Having lugged an actual minifridge on a camping trip last year, I’m acutely aware of how inefficient they can be – the fridge in question barely lasted a weekend attached to an absolutely massive battery. OK fine, the blending, boiling, and microwaving I did may have also had something to do with that. But the Glacier is rated to use just 300 watt-hours of electricity for 24 hours of cooling. That’s an amount you could realistically pull down with solar panels while you’re camping, which elevates the Glacier from an “iceless cooler” to a true off-grid fridge, a genuine mobile appliance prepared to keep your food and drink cold indefinitely with enough sweet, sweet sunlight.

Unswaddled from its foam-and-cardboard cocoon, the Glacier looks more like an appliance for shuttling organs by drone in the year 2067 than a cooler, which is to say, it’s futuristic. And glossy in parts. Even outdoors, my dog’s hair started working its way into every crevice immediately. The Glacier will doubtless need a bit more preening than a bear-proof Yeti, but that comes with the territory. It’s still sturdy enough to sit and stand on, though the top-mounted LCD will compel you to watch your step.

Inside, two different compartments can be set to temperatures as low as -4 degrees Fahrenheit. That means you can not only make ice, you can store it. And ice cream, and popsicles, and whatever other frozen delights you might desire beside a fire.

The icemaker is so simple, it’s ingenious. It’s a tiny water bath stippled with little metal nubs that protrude through the bottom of a basket. When you make ice, the nubs chill rapidly, forming thimbles of ice around them. Eighteen minutes later, you lift a basket full of tiny ice cubes from the water bath. Brilliant. It’s also a power-intensive parlor trick that costs about 10% of battery life, so while you might make enough ice to toss in a glass of Glenlivet, you won’t be playing ice machine for the campground.

Power comes from a 300Wh brick that slides into the back of the Glacier, which is convenient for two reasons. One, you can pull it out and use the single USB-C port to power other gadgets like your phone or laptop. Two, you can pull it out and charge it without moving the cooler. Since a fully loaded cooler can push 40 pounds, that’s no small convenience.

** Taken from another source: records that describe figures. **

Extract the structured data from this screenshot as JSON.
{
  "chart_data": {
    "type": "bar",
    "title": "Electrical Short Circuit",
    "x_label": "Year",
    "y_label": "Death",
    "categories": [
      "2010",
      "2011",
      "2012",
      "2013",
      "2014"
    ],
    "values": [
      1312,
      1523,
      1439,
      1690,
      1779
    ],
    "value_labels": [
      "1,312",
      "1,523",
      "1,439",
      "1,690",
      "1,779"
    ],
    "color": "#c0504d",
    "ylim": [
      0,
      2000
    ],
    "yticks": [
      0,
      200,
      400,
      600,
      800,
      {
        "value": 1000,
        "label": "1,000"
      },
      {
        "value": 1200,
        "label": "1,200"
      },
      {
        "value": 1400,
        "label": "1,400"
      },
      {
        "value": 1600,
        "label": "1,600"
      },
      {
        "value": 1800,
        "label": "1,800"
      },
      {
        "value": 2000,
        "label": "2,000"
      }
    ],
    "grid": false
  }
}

The Glacier includes both wheels and a telescoping handle to make it rollable rather than strictly luggable. The wheels can quickly detach with four thumb screws, which could save the day in tight packing situations.

Since late-season snow is putting a damper on early-season camping in the Pacific Northwest where I live, I didn’t get to wheel the Glacier into the woods as intended, but I did run a simulation in my backyard, for science: How long could I keep a cooler full of beer cold using only the sun and a 200-watt panel?

While the finicky spring weather here in Portland was an obvious handicap for the solar panels, I figured the cooler weather might offset it. After loading one side of the Glacier with beer and one with ice, I parked the cooler outside, connected a south-facing 200-watt solar array, and started the timer.

Day one brought only intermittent sun and temps in the mid 50’s, but by the end it was sitting pretty at 99%. By the end of day two, which was much sunnier, it had dipped as low as 68%, and worked its way back up to 100%. After six cloudy days in the mid 50s, with the Glacier sitting pretty at 99%, I had to concede: This thing is legit. With smart placement in the shade and a decent solar array, you could realistically keep food cold indefinitely.

EcoFlow hasn’t yet announced pricing, but if the competing $1,000 Furrion eRove is any indicator, it will come at a premium. And that’s OK. Occasional campers should probably grab a couple bags of $2.99 Reddy Ice at Safeway and call it a day. But if you’re going on an extended off-the-grid trip, staying long-term at a property without power, or maybe even boondocking long term in an RV, the Glacier is one of very few cooling devices that packs its own power. And if you need to make ice away from the wall, it’s in a class of its own. Just save some budget for the beer.